SWEAG essentially undertakes to hold the source code and, if applicable, further documentation in trust and to hand it over in precisely defined cases. In the software escrow agreement, the beneficiary (licensee) is regularly granted the right to review the content of the source code together with the depositor (software manufacturer). SWEAG, on the other hand, only checks the deposit object for quantity and external appearance. SWEAG does not check the content, as SWEAG does not have the necessary test or production environment for the material check. At the request of the parties, however, SWEAG offers support for the handling of a code review.
What are typical release cases?
The release cases are the core of a software escrow agreement. SWEAG has many years of experience and great know-how in the formulation of surrender cases, which benefits the parties. Typical release cases are, for example, the bankruptcy of the depositor (software manufacturer), the entry of the depositor into the liquidation stage or also its discontinuation of development or maintenance activities.

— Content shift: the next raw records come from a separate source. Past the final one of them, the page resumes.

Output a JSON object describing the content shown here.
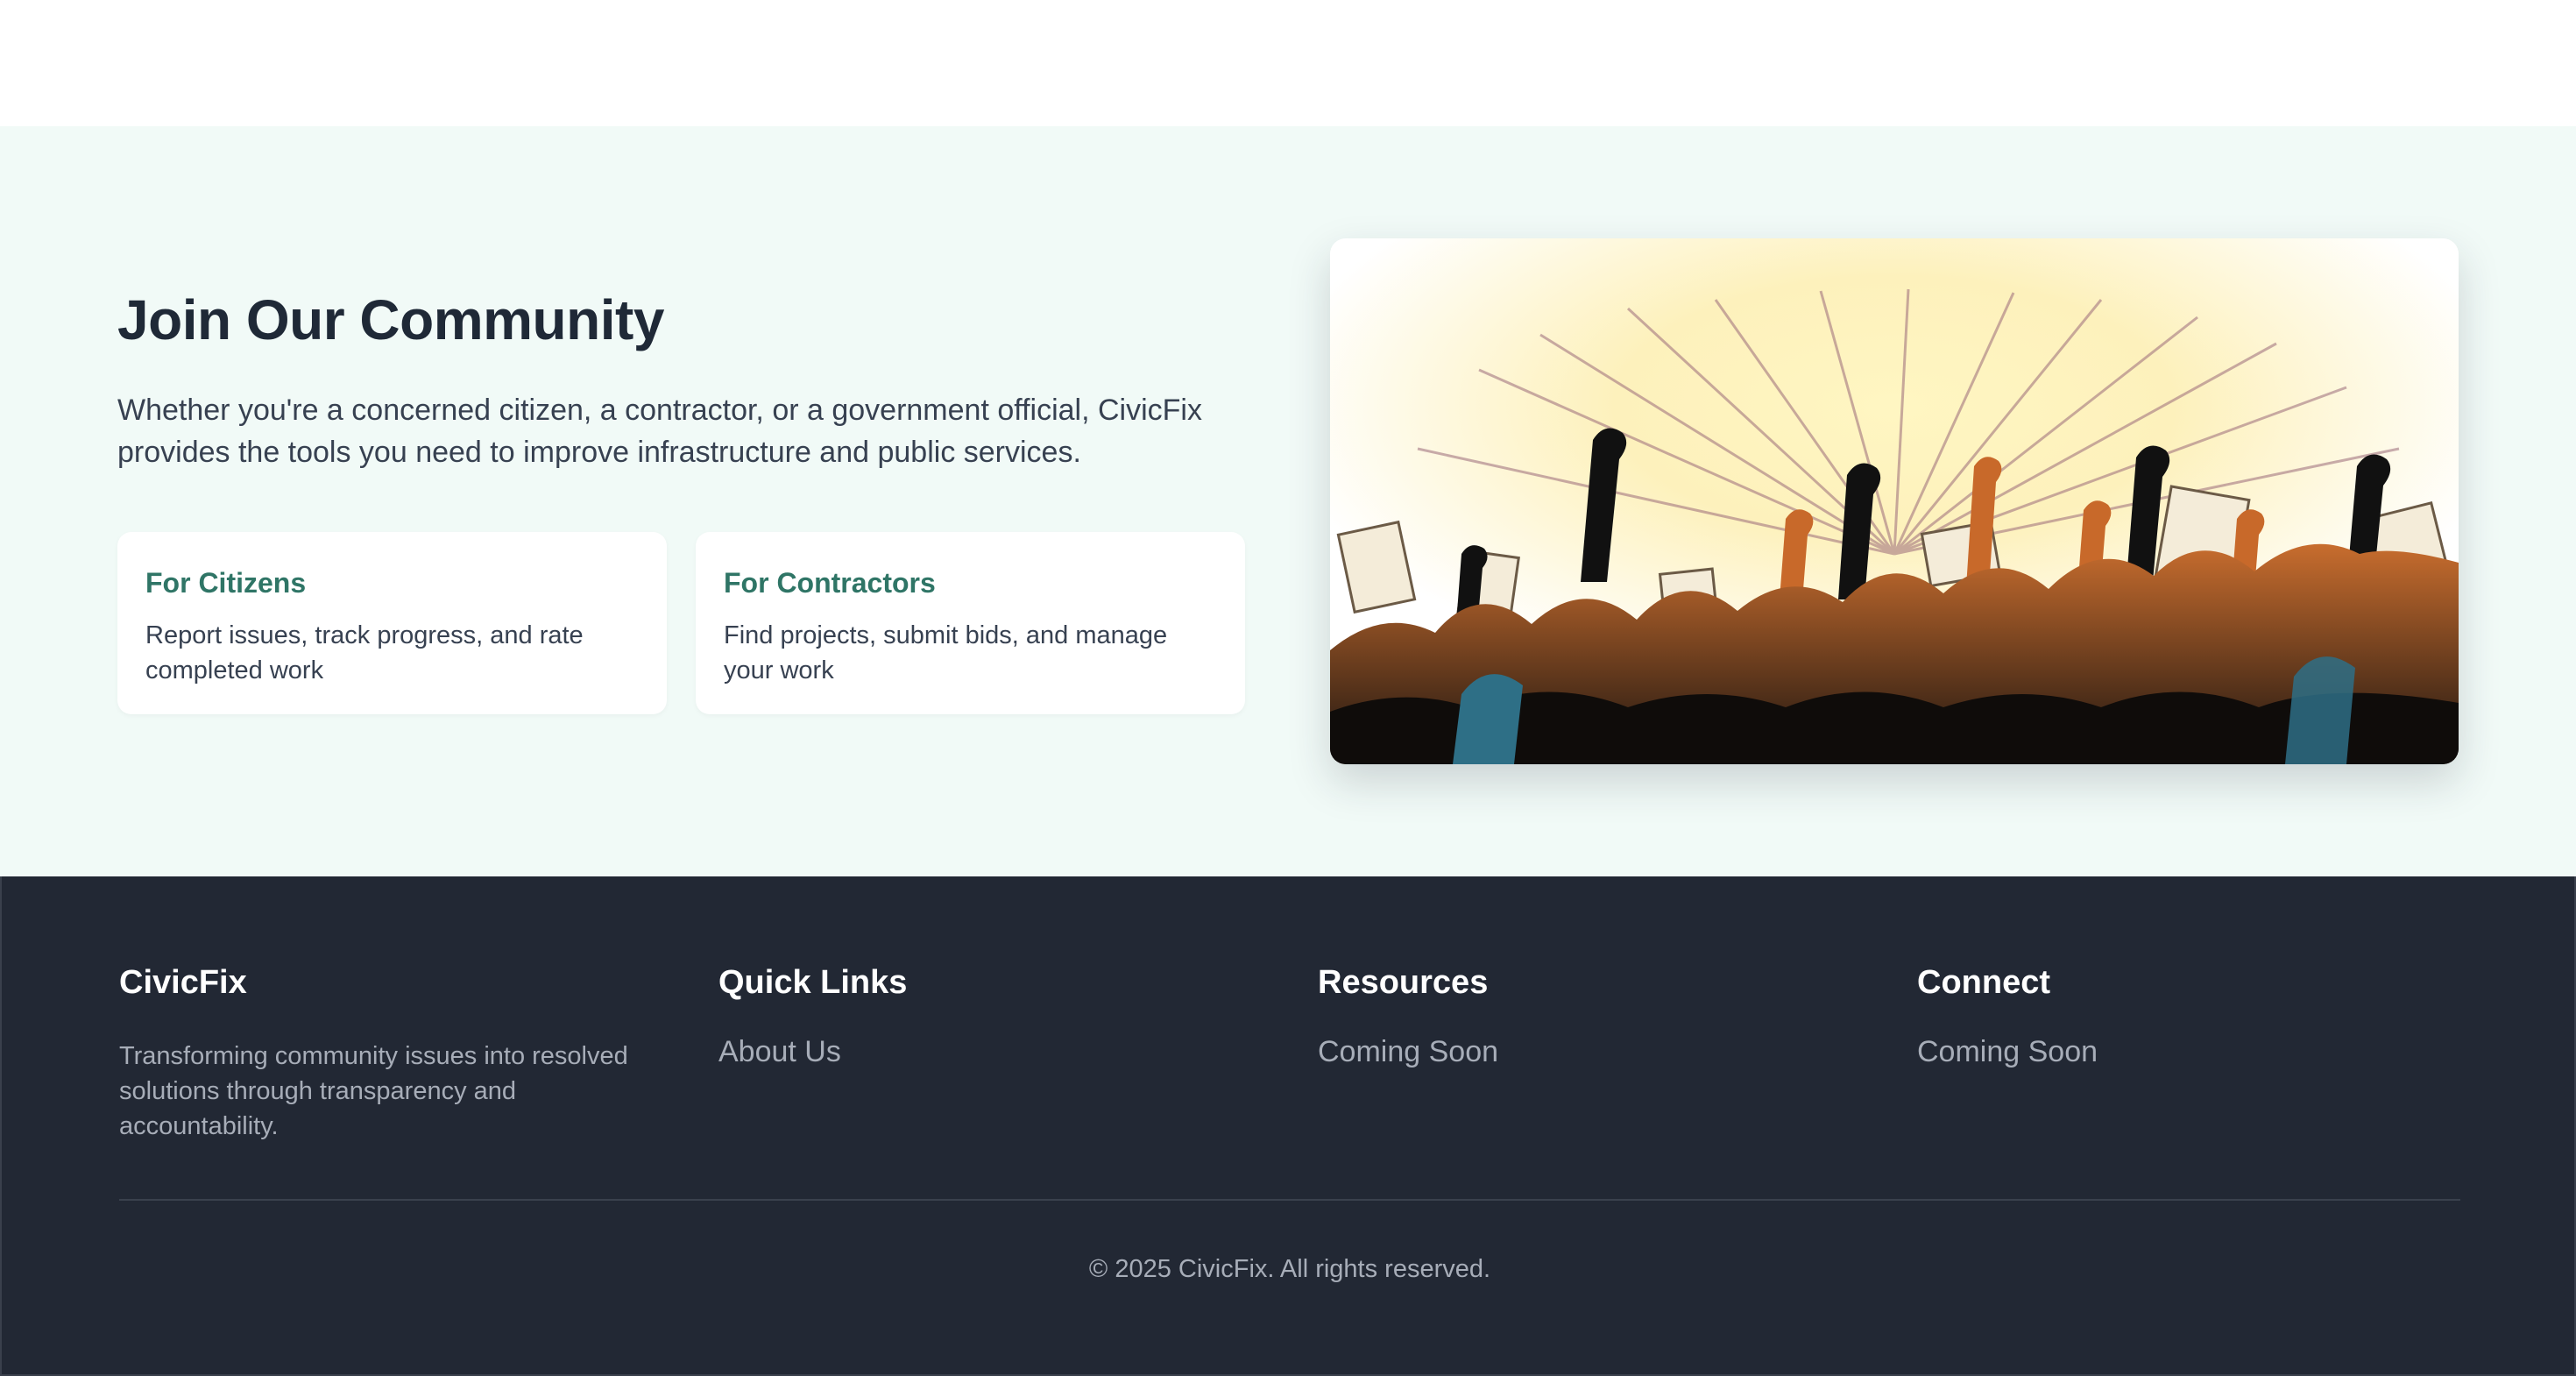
{
  "community": {
    "title": "Join Our Community",
    "description": "Whether you're a concerned citizen, a contractor, or a government official, CivicFix provides the tools you need to improve infrastructure and public services.",
    "cards": [
      {
        "title": "For Citizens",
        "text": "Report issues, track progress, and rate completed work"
      },
      {
        "title": "For Contractors",
        "text": "Find projects, submit bids, and manage your work"
      }
    ],
    "image_icon": "crowd-raised-fists-illustration"
  },
  "footer": {
    "brand": {
      "title": "CivicFix",
      "text": "Transforming community issues into resolved solutions through transparency and accountability."
    },
    "quick_links": {
      "title": "Quick Links",
      "link": "About Us"
    },
    "resources": {
      "title": "Resources",
      "link": "Coming Soon"
    },
    "connect": {
      "title": "Connect",
      "link": "Coming Soon"
    },
    "copyright": "© 2025 CivicFix. All rights reserved."
  },
  "colors": {
    "section_bg": "#f1faf7",
    "card_title": "#2f7566",
    "footer_bg": "#222834",
    "footer_text": "#a7adb8"
  }
}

How is the use by the beneficiary regulated in case of a release?
The rights of use of the beneficiary in the case of release are normally governed by the provisions of the basic relationship between the depositor (software producer) and the beneficiary (licensee).
What about the costs?
The deposit costs consist of an initialisation fee, an annual value-based deposit fee and, in the case of multiple deposits, an annual beneficiary fee. Furthermore, additional customer-specific services are offered at cost.
The software escrow agreement usually provides that the depositor (software producer) or the beneficiary (licensee) has to pay the fees with joint liability of the other party.